The sparse array technique is an excellent approach to tackle the connection difficulties due to the huge number of elements of 2D matrix arrays. However, the reduction of the element number leads to significant performance reduction, especially in terms of energy loss. An efficient alternative to increase the array sensitivity is using elements wider than λ/2 while non-grid positioning strategies are adopted. To further decrease the unwanted lobes of the array beam, the variable-size elements array is proposed. This new configuration, combining the randomness of elements position and of their size, leads to excellent beam patterns. In addition, the main lobe width can be controlled to change the array spatial resolution.

Optimization of free-moving elements in 2D ultrasound sparse arrays

The non-grid sparse array technique is a promising approach to overcome the connection difficulties of 2D matrix arrays and to partially compensate the energy loss linked to the element number reduction.
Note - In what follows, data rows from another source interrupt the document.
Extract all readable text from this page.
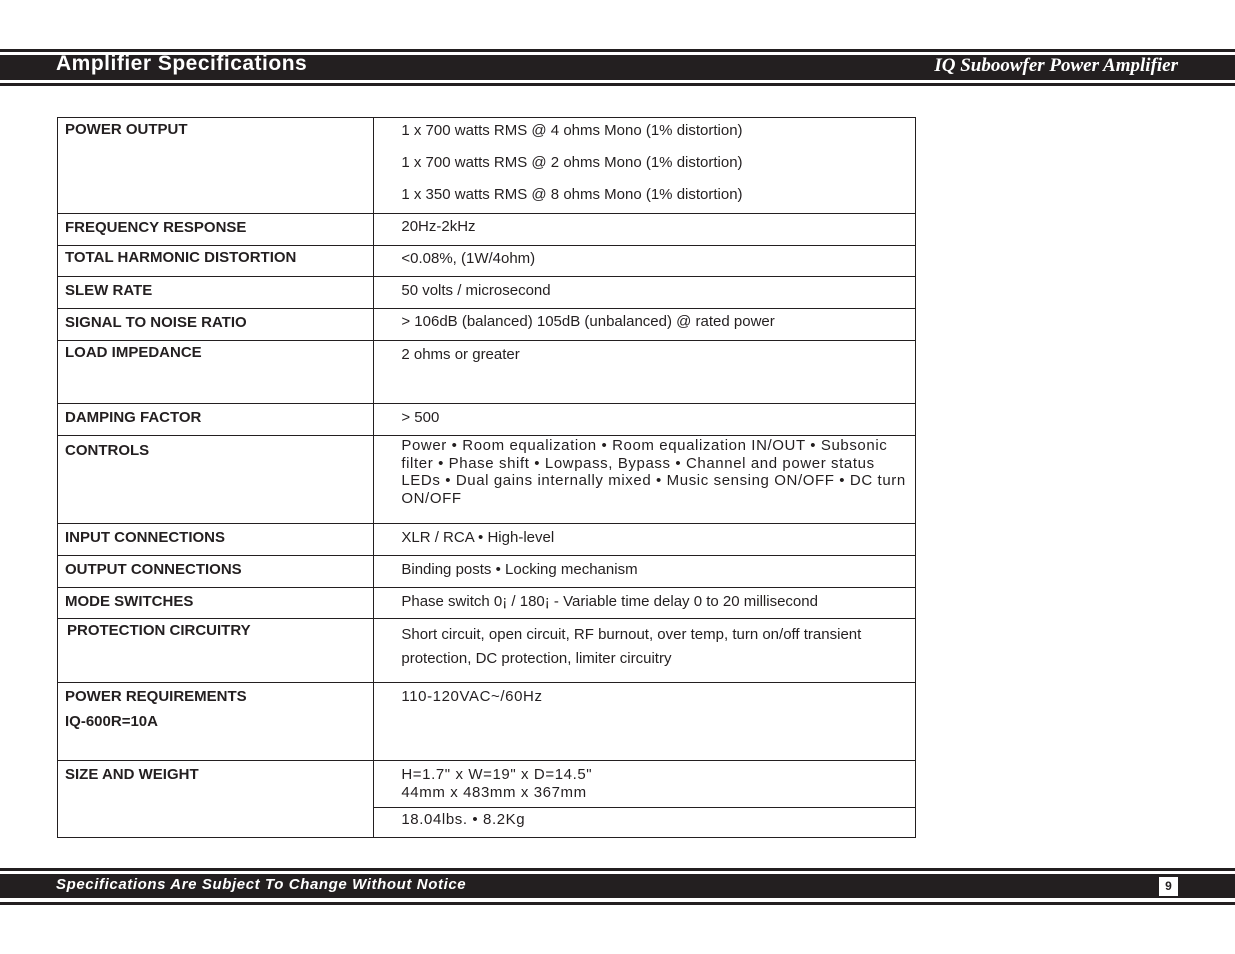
Amplifier Specifications	IQ Suboowfer Power Amplifier
POWER OUTPUT	1 x 700 watts RMS @ 4 ohms Mono (1% distortion)
1 x 700 watts RMS @ 2 ohms Mono (1% distortion)
1 x 350 watts RMS @ 8 ohms Mono (1% distortion)

FREQUENCY RESPONSE	20Hz-2kHz

TOTAL HARMONIC DISTORTION	<0.08%, (1W/4ohm)

SLEW RATE	50 volts / microsecond

SIGNAL TO NOISE RATIO	> 106dB (balanced) 105dB (unbalanced) @ rated power

LOAD IMPEDANCE	2 ohms or greater

DAMPING FACTOR	> 500

CONTROLS	Power • Room equalization • Room equalization IN/OUT • Subsonic filter • Phase shift • Lowpass, Bypass • Channel and power status LEDs • Dual gains internally mixed • Music sensing ON/OFF • DC turn ON/OFF

INPUT CONNECTIONS	XLR / RCA • High-level

OUTPUT CONNECTIONS	Binding posts • Locking mechanism

MODE SWITCHES	Phase switch 0¡ / 180¡ - Variable time delay 0 to 20 millisecond

PROTECTION CIRCUITRY	Short circuit, open circuit, RF burnout, over temp, turn on/off transient
protection, DC protection, limiter circuitry

POWER REQUIREMENTS
IQ-600R=10A	110-120VAC~/60Hz

SIZE AND WEIGHT	H=1.7" x W=19" x D=14.5"
44mm x 483mm x 367mm

	18.04lbs. • 8.2Kg
Specifications Are Subject To Change Without Notice	9
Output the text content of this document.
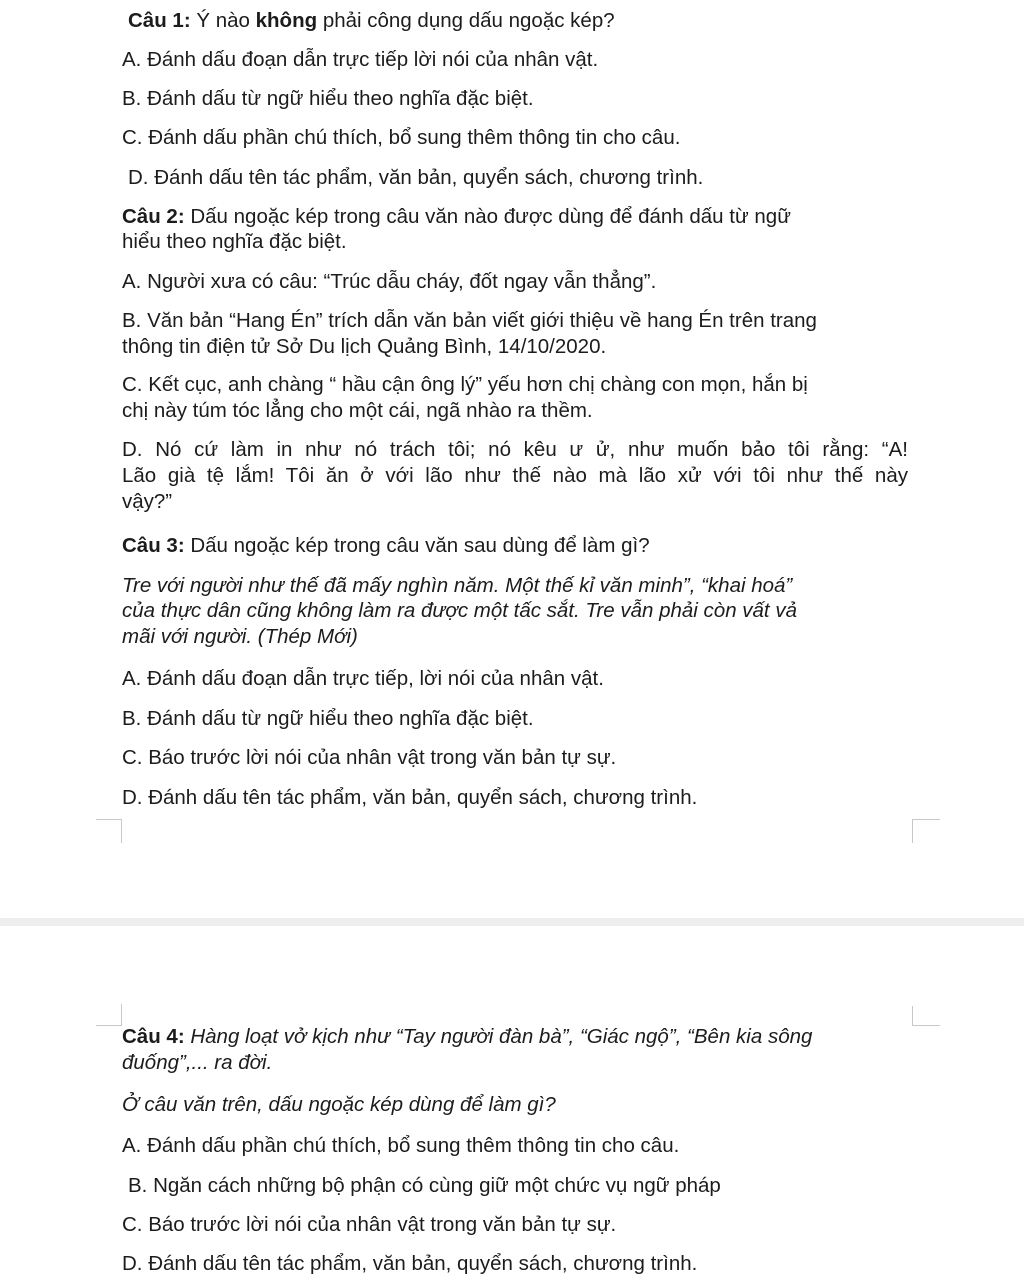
Câu 1: Ý nào không phải công dụng dấu ngoặc kép?
A. Đánh dấu đoạn dẫn trực tiếp lời nói của nhân vật.
B. Đánh dấu từ ngữ hiểu theo nghĩa đặc biệt.
C. Đánh dấu phần chú thích, bổ sung thêm thông tin cho câu.
D. Đánh dấu tên tác phẩm, văn bản, quyển sách, chương trình.
Câu 2: Dấu ngoặc kép trong câu văn nào được dùng để đánh dấu từ ngữ
hiểu theo nghĩa đặc biệt.
A. Người xưa có câu: “Trúc dẫu cháy, đốt ngay vẫn thẳng”.
B. Văn bản “Hang Én” trích dẫn văn bản viết giới thiệu về hang Én trên trang
thông tin điện tử Sở Du lịch Quảng Bình, 14/10/2020.
C. Kết cục, anh chàng “ hầu cận ông lý” yếu hơn chị chàng con mọn, hắn bị
chị này túm tóc lẳng cho một cái, ngã nhào ra thềm.
D. Nó cứ làm in như nó trách tôi; nó kêu ư ử, như muốn bảo tôi rằng: “A!
Lão già tệ lắm! Tôi ăn ở với lão như thế nào mà lão xử với tôi như thế này
vậy?”
Câu 3: Dấu ngoặc kép trong câu văn sau dùng để làm gì?
Tre với người như thế đã mấy nghìn năm. Một thế kỉ văn minh”, “khai hoá”
của thực dân cũng không làm ra được một tấc sắt. Tre vẫn phải còn vất vả
mãi với người. (Thép Mới)
A. Đánh dấu đoạn dẫn trực tiếp, lời nói của nhân vật.
B. Đánh dấu từ ngữ hiểu theo nghĩa đặc biệt.
C. Báo trước lời nói của nhân vật trong văn bản tự sự.
D. Đánh dấu tên tác phẩm, văn bản, quyển sách, chương trình.
Câu 4: Hàng loạt vở kịch như “Tay người đàn bà”, “Giác ngộ”, “Bên kia sông
đuống”,... ra đời.
Ở câu văn trên, dấu ngoặc kép dùng để làm gì?
A. Đánh dấu phần chú thích, bổ sung thêm thông tin cho câu.
B. Ngăn cách những bộ phận có cùng giữ một chức vụ ngữ pháp
C. Báo trước lời nói của nhân vật trong văn bản tự sự.
D. Đánh dấu tên tác phẩm, văn bản, quyển sách, chương trình.
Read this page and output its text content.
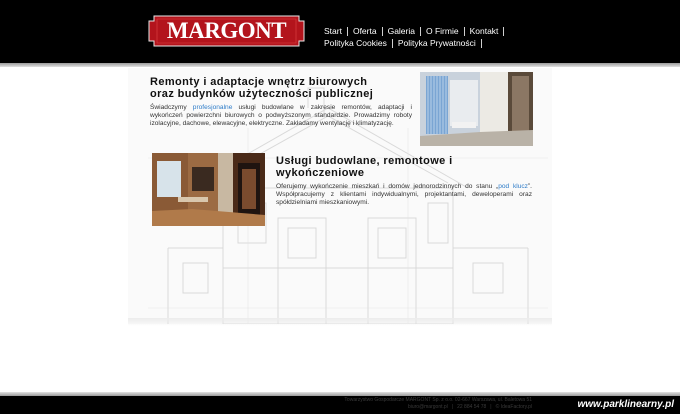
MARGONT	Start Oferta Galeria O Firmie Kontakt
Polityka Cookies Polityka Prywatności
Remonty i adaptacje wnętrz biurowych
oraz budynków użyteczności publicznej
Świadczymy profesjonalne usługi budowlane w zakresie remontów, adaptacji i wykończeń powierzchni biurowych o podwyższonym standardzie. Prowadzimy roboty izolacyjne, dachowe, elewacyjne, elektryczne. Zakładamy wentylację i klimatyzację.
Usługi budowlane, remontowe i
wykończeniowe
Oferujemy wykończenie mieszkań i domów jednorodzinnych do stanu „pod klucz”. Współpracujemy z klientami indywidualnymi, projektantami, deweloperami oraz spółdzielniami mieszkaniowymi.
Towarzystwo Gospodarcze MARGONT Sp. z o.o. 02-667 Warszawa, ul. Baletowa 51
biuro@margont.pl | 22 884 54 78 | © IdeaFactory.pl	www.parklinearny.pl
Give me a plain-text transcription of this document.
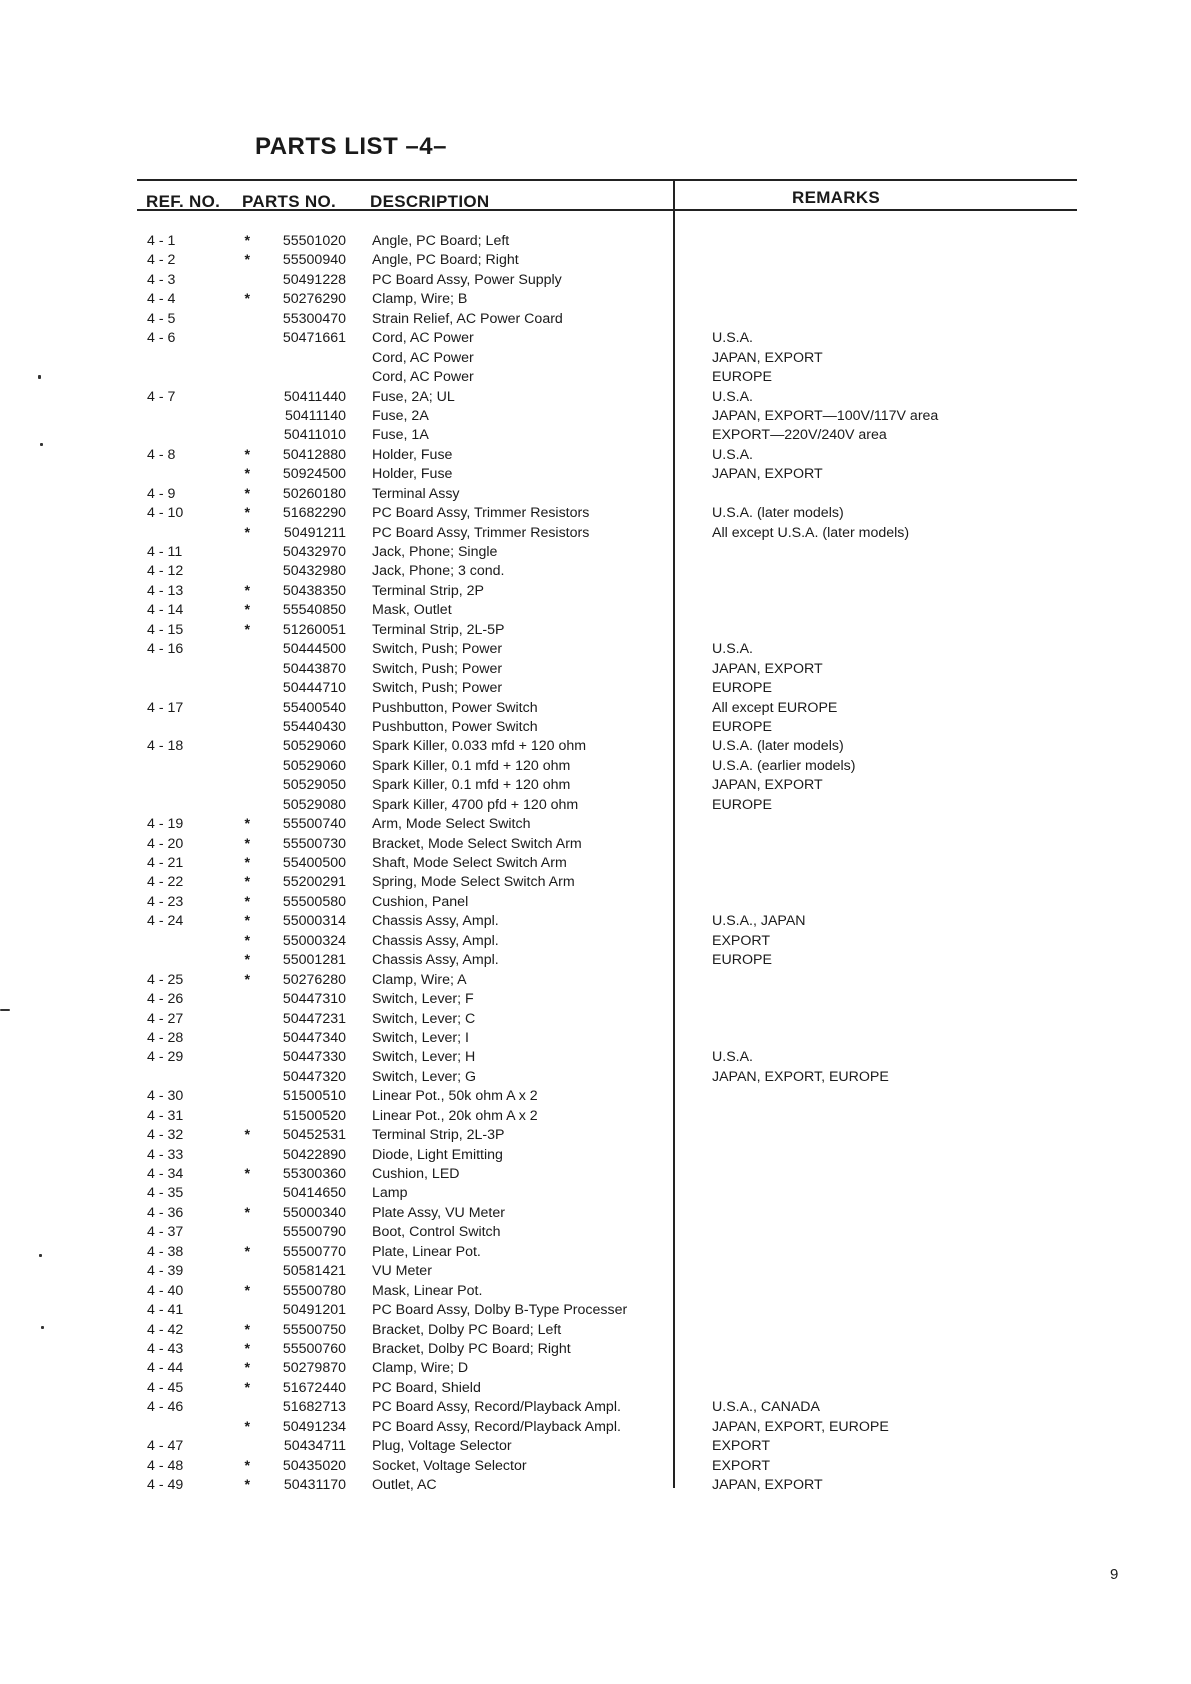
PARTS LIST –4–
REF. NO. PARTS NO. DESCRIPTION	REMARKS
4 - 1	*	55501020 Angle, PC Board; Left
4 - 2	*	55500940 Angle, PC Board; Right
4 - 3	50491228 PC Board Assy, Power Supply
4 - 4	*	50276290 Clamp, Wire; B
4 - 5	55300470 Strain Relief, AC Power Coard
4 - 6	50471661 Cord, AC Power	U.S.A.
Cord, AC Power	JAPAN, EXPORT
Cord, AC Power	EUROPE
4 - 7	50411440 Fuse, 2A; UL	U.S.A.
50411140 Fuse, 2A	JAPAN, EXPORT—100V/117V area
50411010 Fuse, 1A	EXPORT—220V/240V area
4 - 8	*	50412880 Holder, Fuse	U.S.A.
*	50924500 Holder, Fuse	JAPAN, EXPORT
4 - 9	*	50260180 Terminal Assy
4 - 10	*	51682290 PC Board Assy, Trimmer Resistors	U.S.A. (later models)
*	50491211 PC Board Assy, Trimmer Resistors	All except U.S.A. (later models)
4 - 11	50432970 Jack, Phone; Single
4 - 12	50432980 Jack, Phone; 3 cond.
4 - 13	*	50438350 Terminal Strip, 2P
4 - 14	*	55540850 Mask, Outlet
4 - 15	*	51260051 Terminal Strip, 2L-5P
4 - 16	50444500 Switch, Push; Power	U.S.A.
50443870 Switch, Push; Power	JAPAN, EXPORT
50444710 Switch, Push; Power	EUROPE
4 - 17	55400540 Pushbutton, Power Switch	All except EUROPE
55440430 Pushbutton, Power Switch	EUROPE
4 - 18	50529060 Spark Killer, 0.033 mfd + 120 ohm	U.S.A. (later models)
50529060 Spark Killer, 0.1 mfd + 120 ohm	U.S.A. (earlier models)
50529050 Spark Killer, 0.1 mfd + 120 ohm	JAPAN, EXPORT
50529080 Spark Killer, 4700 pfd + 120 ohm	EUROPE
4 - 19	*	55500740 Arm, Mode Select Switch
4 - 20	*	55500730 Bracket, Mode Select Switch Arm
4 - 21	*	55400500 Shaft, Mode Select Switch Arm
4 - 22	*	55200291 Spring, Mode Select Switch Arm
4 - 23	*	55500580 Cushion, Panel
4 - 24	*	55000314 Chassis Assy, Ampl.	U.S.A., JAPAN
*	55000324 Chassis Assy, Ampl.	EXPORT
*	55001281 Chassis Assy, Ampl.	EUROPE
4 - 25	*	50276280 Clamp, Wire; A
4 - 26	50447310 Switch, Lever; F
4 - 27	50447231 Switch, Lever; C
4 - 28	50447340 Switch, Lever; I
4 - 29	50447330 Switch, Lever; H	U.S.A.
50447320 Switch, Lever; G	JAPAN, EXPORT, EUROPE
4 - 30	51500510 Linear Pot., 50k ohm A x 2
4 - 31	51500520 Linear Pot., 20k ohm A x 2
4 - 32	*	50452531 Terminal Strip, 2L-3P
4 - 33	50422890 Diode, Light Emitting
4 - 34	*	55300360 Cushion, LED
4 - 35	50414650 Lamp
4 - 36	*	55000340 Plate Assy, VU Meter
4 - 37	55500790 Boot, Control Switch
4 - 38	*	55500770 Plate, Linear Pot.
4 - 39	50581421 VU Meter
4 - 40	*	55500780 Mask, Linear Pot.
4 - 41	50491201 PC Board Assy, Dolby B-Type Processer
4 - 42	*	55500750 Bracket, Dolby PC Board; Left
4 - 43	*	55500760 Bracket, Dolby PC Board; Right
4 - 44	*	50279870 Clamp, Wire; D
4 - 45	*	51672440 PC Board, Shield
4 - 46	51682713 PC Board Assy, Record/Playback Ampl.	U.S.A., CANADA
*	50491234 PC Board Assy, Record/Playback Ampl.	JAPAN, EXPORT, EUROPE
4 - 47	50434711 Plug, Voltage Selector	EXPORT
4 - 48	*	50435020 Socket, Voltage Selector	EXPORT
4 - 49	*	50431170 Outlet, AC	JAPAN, EXPORT
9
Being independent from the spatial sampling conditions, this method leads to a significant improvement of the beam pattern when combined to the simulated annealing algorithm. However, in the previous version of this method, the position of the elements cannot be changed during the optimization. In order to add a further degree of freedom and thus to improve the optimization performance, we propose a new strategy in which both element position and apodization can be modified. This new approach improves the sensitivity thanks to a better distribution of the elements on the array footprint.

Comparison of different optimized irregular sparse 2D ultrasound arrays

The role of 2D matrix arrays in the realization of real time 3D ultrasound imaging is crucial as the latter permit to acquire a complete volume. The lack of control systems for these arrays containing thousands of elements and the dimension of connection cables for such a number of elements are the main obstacles to the use of these technologies. The sparse array techniques present a solid candidate to solve these technological limitations but give rise to beam pattern deteriorations in terms of energy loss and unwanted lobes apparition. The irregular positioning of the array elements permits to drastically decrease the unwanted lobes while the energy loss may be compensated by increasing the element size. However, as elements get larger, the directivity decreases. To solve this directivity reduction, we propose to combine elements of different sizes in such a manner that a broad directivity is maintained using small elements whereas the energy loss may be compensated by wide ones. Additionally, an innovative simulated annealing based algorithm is used to refine the array beam profile when the active element number is set to 256. The results compared to those obtained by the basic non-grid array show significant improvement in the beam pattern.